One of the most complicated, and frankly frustrating, things to wrap your head around when you are first working with Wheatnet IP is the concept of Sources and Destinations. At first, your tendency is to think that all sources must just be inputs and all destinations must be outputs, but you would be wrong to do that. The truth is that Source and Destination as identifiers are equally as subjective as inputs and outputs; they all beg the question ‘to what?’
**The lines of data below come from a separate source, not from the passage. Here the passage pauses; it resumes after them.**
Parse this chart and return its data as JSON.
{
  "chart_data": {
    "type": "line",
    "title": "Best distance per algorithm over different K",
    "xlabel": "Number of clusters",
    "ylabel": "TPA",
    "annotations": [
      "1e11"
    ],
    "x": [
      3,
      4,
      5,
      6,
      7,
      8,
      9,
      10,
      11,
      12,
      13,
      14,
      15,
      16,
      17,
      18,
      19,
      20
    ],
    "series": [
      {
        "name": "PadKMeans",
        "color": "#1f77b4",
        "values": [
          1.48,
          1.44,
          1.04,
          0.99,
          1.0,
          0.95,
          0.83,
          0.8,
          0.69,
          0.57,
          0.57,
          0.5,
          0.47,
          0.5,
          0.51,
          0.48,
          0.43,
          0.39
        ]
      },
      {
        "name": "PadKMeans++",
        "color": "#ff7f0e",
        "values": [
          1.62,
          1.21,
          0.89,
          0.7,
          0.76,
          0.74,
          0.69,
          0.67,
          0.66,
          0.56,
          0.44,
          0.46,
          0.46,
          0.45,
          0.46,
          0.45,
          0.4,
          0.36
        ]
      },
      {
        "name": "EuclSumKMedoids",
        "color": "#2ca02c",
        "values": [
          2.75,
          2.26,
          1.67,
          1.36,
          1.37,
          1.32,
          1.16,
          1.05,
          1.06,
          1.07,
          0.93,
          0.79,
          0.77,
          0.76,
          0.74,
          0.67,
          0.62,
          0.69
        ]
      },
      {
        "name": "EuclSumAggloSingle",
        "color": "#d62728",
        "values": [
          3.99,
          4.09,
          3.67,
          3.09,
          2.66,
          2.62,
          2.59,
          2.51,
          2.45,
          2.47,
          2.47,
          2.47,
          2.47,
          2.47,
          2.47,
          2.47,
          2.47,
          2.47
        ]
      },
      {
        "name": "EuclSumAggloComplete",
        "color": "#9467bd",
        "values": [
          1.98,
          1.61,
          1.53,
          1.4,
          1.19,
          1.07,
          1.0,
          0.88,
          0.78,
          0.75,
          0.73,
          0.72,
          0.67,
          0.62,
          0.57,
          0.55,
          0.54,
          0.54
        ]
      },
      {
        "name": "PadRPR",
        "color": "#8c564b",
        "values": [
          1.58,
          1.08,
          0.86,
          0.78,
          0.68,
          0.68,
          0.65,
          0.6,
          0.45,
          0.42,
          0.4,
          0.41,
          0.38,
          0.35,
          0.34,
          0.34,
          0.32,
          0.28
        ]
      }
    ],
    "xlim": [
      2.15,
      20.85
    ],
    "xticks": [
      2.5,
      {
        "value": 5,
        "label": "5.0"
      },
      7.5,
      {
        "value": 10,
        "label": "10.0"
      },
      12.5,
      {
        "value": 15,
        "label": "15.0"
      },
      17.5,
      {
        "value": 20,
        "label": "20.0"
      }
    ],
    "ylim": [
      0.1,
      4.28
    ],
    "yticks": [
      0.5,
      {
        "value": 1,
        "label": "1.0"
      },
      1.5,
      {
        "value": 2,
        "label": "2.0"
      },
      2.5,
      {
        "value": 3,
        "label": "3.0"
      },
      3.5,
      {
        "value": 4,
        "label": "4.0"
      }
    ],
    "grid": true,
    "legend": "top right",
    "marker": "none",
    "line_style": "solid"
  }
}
When we set out to create a near latency free routing system for thousands of audio signals over a complicated IP network, the daisy chained template of ‘input connects to output’ didn’t fit the mold for multicast IP. How would one manage this complicated web of audio in such a linear fashion? Enter the crosspoint grid. Think of your Wheatnet-IP as ‘the cloud’. You can upload and download things to and from the cloud from innumerable devices from nearly anywhere in the world.
Your Wheatnet works in exactly this same way! A Source is basically an upload to your Wheatnet-IP cloud and a destination is a download from your Wheatnet-IP cloud. In your crosspoint grid, the cloud is the space where you make the crosspoints, and along one side of it you have all of the available things that can feed your cloud. This could be physical inputs on a blade, or it could be output busses of a surface, or even processed audio leaving your MP-532. Conversely, the other side is all the things that can take a feed from the cloud. This could be a physical output on a blade, or it could be an input fader on your surface, or an input to a utility mixer that lives on a blade.
Once you wrap your head around the concept that inputs and outputs are subjective and that the Wheatnet-IP is a network of audio signals that are available to give and take, you will find that the old analog concept of audio routing to be completely obsolete, and the modern way of audio routing in a digital audio over IP realm will completely open your mind to a different world of audio routing possibilities.